I’m making sure that we both take breaks when we need them, and hopefully the read-a-thon takes on a bit less of an all-day quality than it has for the last two days. The cats see no signs of lack of enjoyment since there’s always a lap to spread out onto and we’re sitting still for hours at a time.
The Art of Memoir
Memoir can be a tricky place in the world of literature. When it’s done well, it had a resonance that cannot be imitated and an authenticity that has a unique power to touch readers. Harry Crews’ A Childhood: The Biography of a Place is the cream of the crop according to multiple sources. I found the memoir through a recent article in the New Yorker examining Crews’ work and specifically his memoir work and how it compares to his fiction.
What makes A Childhood stand out is partially Crews’ bold writing style. He doesn’t mince words and he’s honest about what he’s looking to accomplish by writing this book. He wants to examine not just his childhood, but the geography of where he grew up and the stories he grew up with from the people who surrounded him. It’s about more than Crews individually; instead, it’s about the greater community of sharecroppers in Bacon County and the time in which he was born. There’s also the absence and legend of his father that the author contends with both throughout the book and beyond it.

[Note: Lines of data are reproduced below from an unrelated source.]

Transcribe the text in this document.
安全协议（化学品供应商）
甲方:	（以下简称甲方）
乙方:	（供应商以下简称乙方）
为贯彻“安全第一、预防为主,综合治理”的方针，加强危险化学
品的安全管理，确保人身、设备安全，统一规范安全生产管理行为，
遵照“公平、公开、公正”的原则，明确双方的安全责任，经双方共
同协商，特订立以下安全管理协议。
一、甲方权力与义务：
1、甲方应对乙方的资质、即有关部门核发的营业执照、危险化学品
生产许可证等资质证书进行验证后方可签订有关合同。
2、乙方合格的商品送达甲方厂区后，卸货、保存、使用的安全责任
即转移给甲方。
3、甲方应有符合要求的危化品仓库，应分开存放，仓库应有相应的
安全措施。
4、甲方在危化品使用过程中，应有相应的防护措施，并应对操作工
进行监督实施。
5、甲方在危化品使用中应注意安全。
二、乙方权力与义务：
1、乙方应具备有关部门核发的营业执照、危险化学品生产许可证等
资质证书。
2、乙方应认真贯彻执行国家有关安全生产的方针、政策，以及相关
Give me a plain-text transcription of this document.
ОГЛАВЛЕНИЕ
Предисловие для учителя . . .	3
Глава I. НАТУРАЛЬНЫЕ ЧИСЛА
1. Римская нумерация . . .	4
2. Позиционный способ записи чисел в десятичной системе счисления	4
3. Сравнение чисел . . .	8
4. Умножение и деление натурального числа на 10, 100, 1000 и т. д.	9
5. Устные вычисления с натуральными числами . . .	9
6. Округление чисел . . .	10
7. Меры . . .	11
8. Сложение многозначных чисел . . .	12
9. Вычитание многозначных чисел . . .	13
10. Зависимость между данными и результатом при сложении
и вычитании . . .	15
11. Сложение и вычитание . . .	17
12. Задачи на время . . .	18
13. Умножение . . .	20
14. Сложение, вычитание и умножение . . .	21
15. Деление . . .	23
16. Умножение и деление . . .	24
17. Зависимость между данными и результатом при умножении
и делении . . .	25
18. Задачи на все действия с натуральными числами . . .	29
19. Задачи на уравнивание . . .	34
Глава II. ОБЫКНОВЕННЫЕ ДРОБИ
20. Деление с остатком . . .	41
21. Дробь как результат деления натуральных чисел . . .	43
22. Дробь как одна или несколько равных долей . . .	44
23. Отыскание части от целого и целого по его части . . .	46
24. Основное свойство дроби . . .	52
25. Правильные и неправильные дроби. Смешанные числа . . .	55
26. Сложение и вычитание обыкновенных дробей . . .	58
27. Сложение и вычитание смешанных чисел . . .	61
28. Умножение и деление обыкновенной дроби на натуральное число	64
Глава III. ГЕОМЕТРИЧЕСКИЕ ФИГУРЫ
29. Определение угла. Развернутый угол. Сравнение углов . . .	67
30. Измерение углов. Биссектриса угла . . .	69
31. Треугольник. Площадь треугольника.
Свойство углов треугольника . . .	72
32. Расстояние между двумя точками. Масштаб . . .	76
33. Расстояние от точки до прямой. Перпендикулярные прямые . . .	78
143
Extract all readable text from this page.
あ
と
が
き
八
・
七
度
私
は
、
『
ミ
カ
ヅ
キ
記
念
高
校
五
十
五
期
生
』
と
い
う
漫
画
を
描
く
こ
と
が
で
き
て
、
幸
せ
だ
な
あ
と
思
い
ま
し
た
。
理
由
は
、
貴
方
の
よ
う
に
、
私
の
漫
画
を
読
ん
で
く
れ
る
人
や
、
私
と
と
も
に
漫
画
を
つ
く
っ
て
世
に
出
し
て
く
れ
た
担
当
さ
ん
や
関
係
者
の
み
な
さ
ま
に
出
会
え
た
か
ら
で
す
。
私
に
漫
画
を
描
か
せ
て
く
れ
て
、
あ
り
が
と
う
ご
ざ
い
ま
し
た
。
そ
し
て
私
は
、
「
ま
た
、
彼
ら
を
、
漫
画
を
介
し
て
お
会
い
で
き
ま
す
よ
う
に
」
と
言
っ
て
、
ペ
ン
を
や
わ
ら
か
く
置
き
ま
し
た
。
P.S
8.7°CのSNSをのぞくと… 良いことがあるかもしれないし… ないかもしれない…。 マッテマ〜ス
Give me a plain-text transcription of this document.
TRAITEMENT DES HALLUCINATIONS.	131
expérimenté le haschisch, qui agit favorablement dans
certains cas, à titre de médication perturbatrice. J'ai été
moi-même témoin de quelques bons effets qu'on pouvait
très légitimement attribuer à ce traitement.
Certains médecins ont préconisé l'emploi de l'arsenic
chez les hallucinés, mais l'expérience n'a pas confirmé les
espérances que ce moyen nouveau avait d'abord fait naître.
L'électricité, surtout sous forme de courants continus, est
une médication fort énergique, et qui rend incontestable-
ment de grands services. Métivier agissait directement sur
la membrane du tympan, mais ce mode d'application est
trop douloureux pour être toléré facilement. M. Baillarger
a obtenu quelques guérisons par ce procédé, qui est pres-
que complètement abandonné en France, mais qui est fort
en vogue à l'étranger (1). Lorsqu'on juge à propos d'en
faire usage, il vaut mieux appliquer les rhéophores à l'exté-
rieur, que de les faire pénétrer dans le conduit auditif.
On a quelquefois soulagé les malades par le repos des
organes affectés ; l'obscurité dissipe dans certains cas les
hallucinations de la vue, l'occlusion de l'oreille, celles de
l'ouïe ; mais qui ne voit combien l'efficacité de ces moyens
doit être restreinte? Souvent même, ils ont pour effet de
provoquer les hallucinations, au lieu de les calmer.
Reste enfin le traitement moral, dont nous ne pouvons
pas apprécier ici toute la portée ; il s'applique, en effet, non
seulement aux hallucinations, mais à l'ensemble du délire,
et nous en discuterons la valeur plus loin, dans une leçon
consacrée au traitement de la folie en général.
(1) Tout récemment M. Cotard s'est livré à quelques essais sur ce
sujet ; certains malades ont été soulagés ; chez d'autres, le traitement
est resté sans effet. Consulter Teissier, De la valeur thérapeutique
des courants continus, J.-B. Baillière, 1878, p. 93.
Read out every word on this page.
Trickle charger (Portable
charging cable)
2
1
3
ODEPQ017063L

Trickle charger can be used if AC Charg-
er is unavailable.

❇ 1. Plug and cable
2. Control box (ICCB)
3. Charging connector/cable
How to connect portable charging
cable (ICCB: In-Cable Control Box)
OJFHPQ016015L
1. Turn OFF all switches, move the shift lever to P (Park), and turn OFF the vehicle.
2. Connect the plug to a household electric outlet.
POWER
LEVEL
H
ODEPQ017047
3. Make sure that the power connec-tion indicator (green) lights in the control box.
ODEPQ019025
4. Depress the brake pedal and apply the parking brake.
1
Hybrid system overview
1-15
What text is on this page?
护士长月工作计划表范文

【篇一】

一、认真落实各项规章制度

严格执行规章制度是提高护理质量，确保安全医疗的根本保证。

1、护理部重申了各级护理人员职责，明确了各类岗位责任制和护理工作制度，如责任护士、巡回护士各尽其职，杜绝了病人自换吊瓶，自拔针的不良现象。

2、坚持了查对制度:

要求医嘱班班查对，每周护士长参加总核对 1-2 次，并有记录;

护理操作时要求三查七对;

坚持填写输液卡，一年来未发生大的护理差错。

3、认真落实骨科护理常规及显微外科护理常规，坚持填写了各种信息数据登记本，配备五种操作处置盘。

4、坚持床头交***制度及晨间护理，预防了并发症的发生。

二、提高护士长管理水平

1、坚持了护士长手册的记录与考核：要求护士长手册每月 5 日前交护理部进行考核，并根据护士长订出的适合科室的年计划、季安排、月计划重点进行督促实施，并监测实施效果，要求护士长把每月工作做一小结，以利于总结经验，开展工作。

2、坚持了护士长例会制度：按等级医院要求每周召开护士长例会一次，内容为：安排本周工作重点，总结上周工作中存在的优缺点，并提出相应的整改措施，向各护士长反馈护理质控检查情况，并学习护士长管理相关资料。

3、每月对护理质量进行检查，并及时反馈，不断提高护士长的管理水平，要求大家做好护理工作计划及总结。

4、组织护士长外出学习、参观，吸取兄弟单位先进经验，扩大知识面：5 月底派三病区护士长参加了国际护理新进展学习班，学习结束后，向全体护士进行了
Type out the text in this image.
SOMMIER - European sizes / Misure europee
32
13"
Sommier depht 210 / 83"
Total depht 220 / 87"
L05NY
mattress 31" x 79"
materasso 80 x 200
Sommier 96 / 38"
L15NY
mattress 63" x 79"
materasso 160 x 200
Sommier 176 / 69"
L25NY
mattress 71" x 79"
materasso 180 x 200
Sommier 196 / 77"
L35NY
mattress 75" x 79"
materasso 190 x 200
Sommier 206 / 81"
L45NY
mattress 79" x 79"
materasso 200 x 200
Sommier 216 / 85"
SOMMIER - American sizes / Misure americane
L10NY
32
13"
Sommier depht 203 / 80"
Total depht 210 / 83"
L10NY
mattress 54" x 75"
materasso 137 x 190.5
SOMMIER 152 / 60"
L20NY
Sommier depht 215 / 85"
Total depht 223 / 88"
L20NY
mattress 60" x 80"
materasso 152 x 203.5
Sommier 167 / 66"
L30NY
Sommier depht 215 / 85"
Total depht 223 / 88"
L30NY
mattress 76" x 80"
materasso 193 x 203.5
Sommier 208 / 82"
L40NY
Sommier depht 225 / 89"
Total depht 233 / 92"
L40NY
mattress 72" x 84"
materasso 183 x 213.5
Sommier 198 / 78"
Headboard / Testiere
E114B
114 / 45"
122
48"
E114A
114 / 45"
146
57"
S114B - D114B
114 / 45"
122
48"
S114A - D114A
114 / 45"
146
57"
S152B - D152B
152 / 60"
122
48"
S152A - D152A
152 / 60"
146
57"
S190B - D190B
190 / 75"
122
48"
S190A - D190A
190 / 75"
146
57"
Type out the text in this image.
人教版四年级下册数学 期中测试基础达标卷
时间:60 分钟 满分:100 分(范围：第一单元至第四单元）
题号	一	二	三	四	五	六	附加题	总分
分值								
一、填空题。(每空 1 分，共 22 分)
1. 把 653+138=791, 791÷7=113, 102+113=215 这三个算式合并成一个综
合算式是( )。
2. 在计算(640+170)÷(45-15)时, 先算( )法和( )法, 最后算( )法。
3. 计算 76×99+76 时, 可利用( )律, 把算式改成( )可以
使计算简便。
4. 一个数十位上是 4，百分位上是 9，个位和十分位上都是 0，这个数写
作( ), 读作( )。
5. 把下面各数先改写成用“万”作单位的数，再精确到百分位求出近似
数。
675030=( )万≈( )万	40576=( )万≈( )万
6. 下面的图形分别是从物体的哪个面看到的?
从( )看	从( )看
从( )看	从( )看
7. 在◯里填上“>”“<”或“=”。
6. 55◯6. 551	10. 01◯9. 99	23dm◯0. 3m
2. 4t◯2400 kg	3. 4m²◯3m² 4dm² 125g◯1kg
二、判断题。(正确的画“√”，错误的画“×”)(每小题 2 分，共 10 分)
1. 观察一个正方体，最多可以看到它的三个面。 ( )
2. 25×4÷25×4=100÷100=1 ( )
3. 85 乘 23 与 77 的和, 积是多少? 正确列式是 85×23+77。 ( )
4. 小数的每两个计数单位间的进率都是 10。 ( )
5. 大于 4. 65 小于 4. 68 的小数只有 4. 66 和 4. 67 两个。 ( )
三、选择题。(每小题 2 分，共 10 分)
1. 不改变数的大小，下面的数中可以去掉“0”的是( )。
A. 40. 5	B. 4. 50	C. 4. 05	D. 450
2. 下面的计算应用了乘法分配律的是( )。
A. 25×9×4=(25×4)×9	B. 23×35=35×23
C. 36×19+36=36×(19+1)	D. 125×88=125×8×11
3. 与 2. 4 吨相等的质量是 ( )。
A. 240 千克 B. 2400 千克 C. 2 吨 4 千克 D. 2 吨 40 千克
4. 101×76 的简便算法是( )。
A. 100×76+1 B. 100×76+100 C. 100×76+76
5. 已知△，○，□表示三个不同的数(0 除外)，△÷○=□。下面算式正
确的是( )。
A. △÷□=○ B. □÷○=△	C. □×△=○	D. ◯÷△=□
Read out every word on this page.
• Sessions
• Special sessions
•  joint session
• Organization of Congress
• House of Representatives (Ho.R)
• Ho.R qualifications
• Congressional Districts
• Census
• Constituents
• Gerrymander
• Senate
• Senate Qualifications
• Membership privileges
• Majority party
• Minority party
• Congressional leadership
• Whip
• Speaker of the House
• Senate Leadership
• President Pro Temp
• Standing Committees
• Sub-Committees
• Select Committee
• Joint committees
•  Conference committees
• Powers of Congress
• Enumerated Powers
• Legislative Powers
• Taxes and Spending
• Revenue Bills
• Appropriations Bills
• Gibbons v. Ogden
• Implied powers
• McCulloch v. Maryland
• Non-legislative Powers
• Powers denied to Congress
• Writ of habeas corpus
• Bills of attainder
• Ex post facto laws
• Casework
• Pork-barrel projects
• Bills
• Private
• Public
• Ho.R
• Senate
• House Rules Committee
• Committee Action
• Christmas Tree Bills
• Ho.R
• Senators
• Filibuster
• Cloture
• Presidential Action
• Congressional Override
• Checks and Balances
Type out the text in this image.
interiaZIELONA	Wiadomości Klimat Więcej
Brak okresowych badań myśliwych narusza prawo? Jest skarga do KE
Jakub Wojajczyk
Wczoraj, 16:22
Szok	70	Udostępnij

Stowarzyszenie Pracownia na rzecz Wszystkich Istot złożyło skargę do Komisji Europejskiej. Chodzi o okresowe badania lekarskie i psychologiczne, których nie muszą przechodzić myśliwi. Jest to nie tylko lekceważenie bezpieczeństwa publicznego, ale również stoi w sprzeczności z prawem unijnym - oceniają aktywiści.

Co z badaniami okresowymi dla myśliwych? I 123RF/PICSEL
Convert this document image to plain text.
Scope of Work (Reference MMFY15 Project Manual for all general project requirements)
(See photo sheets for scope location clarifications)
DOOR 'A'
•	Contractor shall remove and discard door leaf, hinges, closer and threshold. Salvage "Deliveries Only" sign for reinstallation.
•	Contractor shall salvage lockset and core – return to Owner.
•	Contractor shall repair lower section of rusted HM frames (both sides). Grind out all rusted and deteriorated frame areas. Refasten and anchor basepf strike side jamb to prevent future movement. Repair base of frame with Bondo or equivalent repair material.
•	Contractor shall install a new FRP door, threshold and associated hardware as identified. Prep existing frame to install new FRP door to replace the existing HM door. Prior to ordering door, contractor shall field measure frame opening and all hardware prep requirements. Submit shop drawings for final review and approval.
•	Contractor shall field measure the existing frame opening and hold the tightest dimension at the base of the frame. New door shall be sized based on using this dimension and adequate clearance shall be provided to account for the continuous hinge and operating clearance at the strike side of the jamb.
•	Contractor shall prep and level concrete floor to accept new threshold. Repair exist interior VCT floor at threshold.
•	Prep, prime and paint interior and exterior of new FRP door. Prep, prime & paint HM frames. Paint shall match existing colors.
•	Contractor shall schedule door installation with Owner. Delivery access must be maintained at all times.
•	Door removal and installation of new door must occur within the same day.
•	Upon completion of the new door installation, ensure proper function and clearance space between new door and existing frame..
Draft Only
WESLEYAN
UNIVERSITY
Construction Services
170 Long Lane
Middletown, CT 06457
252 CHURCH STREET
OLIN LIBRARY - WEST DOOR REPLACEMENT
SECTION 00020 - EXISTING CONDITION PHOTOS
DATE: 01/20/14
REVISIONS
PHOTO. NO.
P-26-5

A Childhood isn’t long in terms of page count, but it reads in a way that’s even faster than that. You could easily finish this book in a day or an extended evening reading session. The writing definitely compels you to at least want to do that.
The Role of Stories
What I connected most to in this memoir was Crews’ description of the stories that defined his childhood and formed part of the lens through which he saw the world. He details stories that float around the county, amongst the men working the fields, and also the stories that women trade while they sew around the dining room table and children play around their feet. Those stories mark time. They are shared county history. They define the place that the author grew up in.
I had a similar experience with my family. The stories that my grandmother would tell after family dinners as everyone was sitting around the remains of a birthday cake or a pumpkin pie are what I think of when I think of growing up. They’re how I remember cousins, great aunts, great uncles, my grandmother, and my grandfather. I share those stories with my spouse and it feels like I’m sharing that childhood with her. A piece of the place that I grew up in.
What Home Is
Throughout the book, Crews is searching for what home is and if he can ever go back there — eventually coming to the conclusion that, when he left, he left everything behind forever. Partly because his family moved quite a bit and left behind a lot of physical places. Partly because of his family situation, he expresses the feeling that an essential anchor is missing in his life.
The memoir effectively conveys the idea that home — though it is very tied to a place — is also more than a place. It’s people, stories, a time, a moment. And it’s also precious. Something to be cherished and carried with you wherever you end up.
Before I wrap up the review, I should offer a bit of a content warning. There is violence, sexuality, and ideas that are very much relics of the past and the time that Crews is describing.
How Long Can the Read-a-thon Last?
The deadline is the day that this post is published, and so the read-a-thon should definitely be over. The consequence of so much reading packed into so few days can sometimes bring on a reading slump which is never something that I want to experience.
Usually a day of some films and some time enjoying the outdoors, giving my eyes a rest, is enough to kind of give my concentration a chance to reset and get ready for the next pile of books from the stacks.